Verstehen und Verständnis einzufordern wird noch schwieriger, wenn die Schieflage bei den anstehenden Lockerungen betrachtet wird. Das ist eine Herausforderung, der wir uns derzeit stellen müssen. Seit dem 20. April gibt es keine Personenbeschränkung mehr bei Bestattungen, eine standesamtliche Trauung ist am 24. April aber i. d. R. immer noch nur mit dem Brautpaar und dem Standesbeamten möglich. Am 26. April darf niemand in die Kirche, am 1. Mai aber schon. Ein temporäres Ungleichgewicht ist durch die schrittweise Öffnung nicht zu vermeiden und nur schwer nachzuvollziehen, auch für mich. Doch das Land fährt auf Sicht gegen einen unsichtbaren Feind, und es ist ein vorsichtiges Ausloten einzelner Maßnahmen, deren Erfolg oder Misserfolg erst nach 14 Tagen messbar wird.
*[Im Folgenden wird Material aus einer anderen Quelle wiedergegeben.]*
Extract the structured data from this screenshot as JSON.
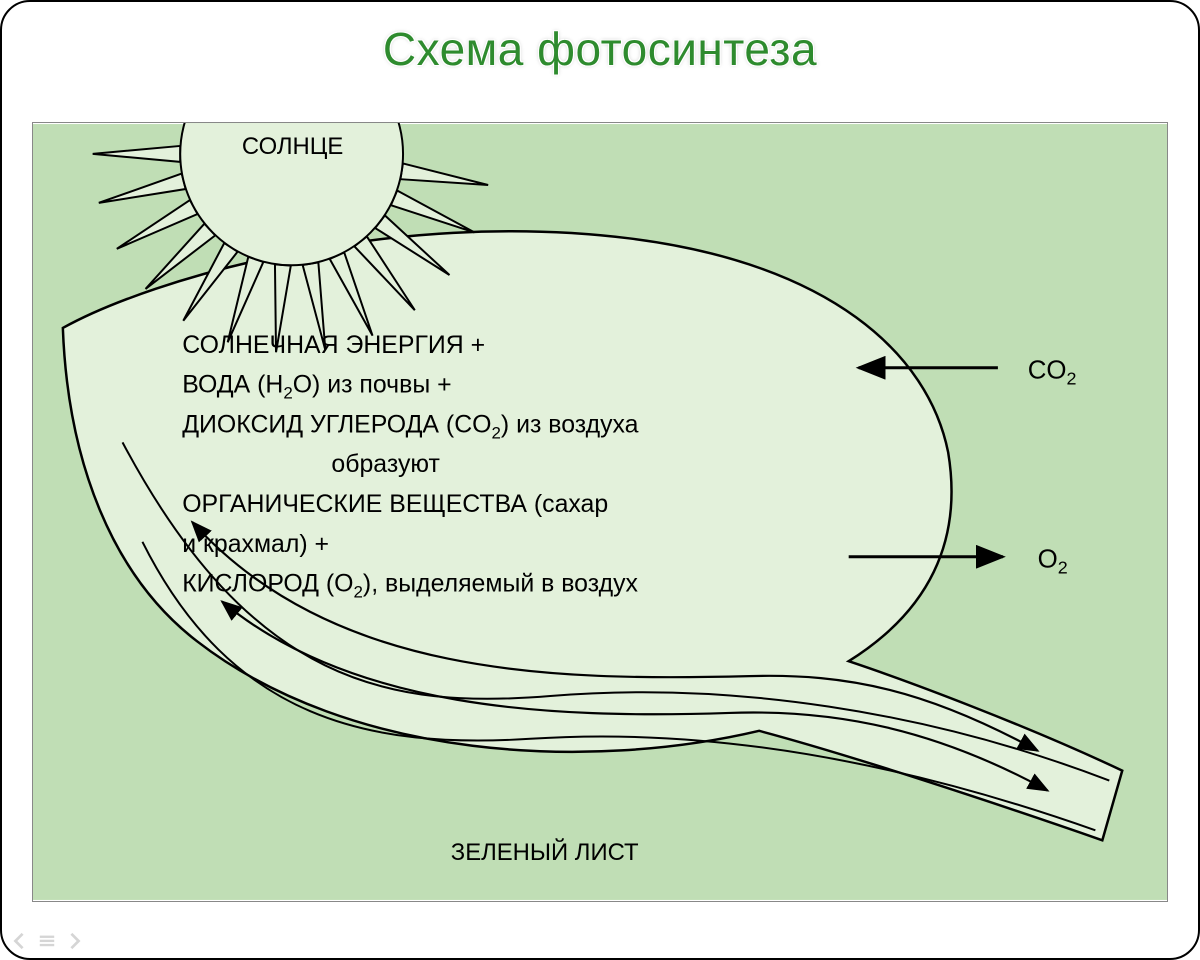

Was wir kommunal tun können, setzen wir um. Trotz der Kurzfristigkeit mancher Maßnahmen hat mich die Flexibilität, die Kreativität und der unermüdliche Einsatz der Mitarbeiterinnen und Mitarbeiter der Verwaltung überwältigt. Auch den eigenen Leuten muss mal gedankt werden.

Bei allen Belastungen, die die Menschen zurzeit ertragen müssen, sehe ich auch eine große Welle der Solidarität. Es gibt viele, die im Verborgenen oder mit größer Öffentlichkeitswirksamkeit helfen. Jedem Einzelnen spreche ich meinen Dank aus. Ob sie für den Nachbarn einkaufen gehen, eine Maske nähen, ihrer Arbeit nachgehen, lokal einkaufen oder die schul- und kitafreie Zeit mit den Kindern am Abend noch mit einem Lächeln honorieren – Danke. Das macht diese Zeit aus, das macht für mich unsere Stadt Castrop-Rauxel aus, und darauf bin ich stolz.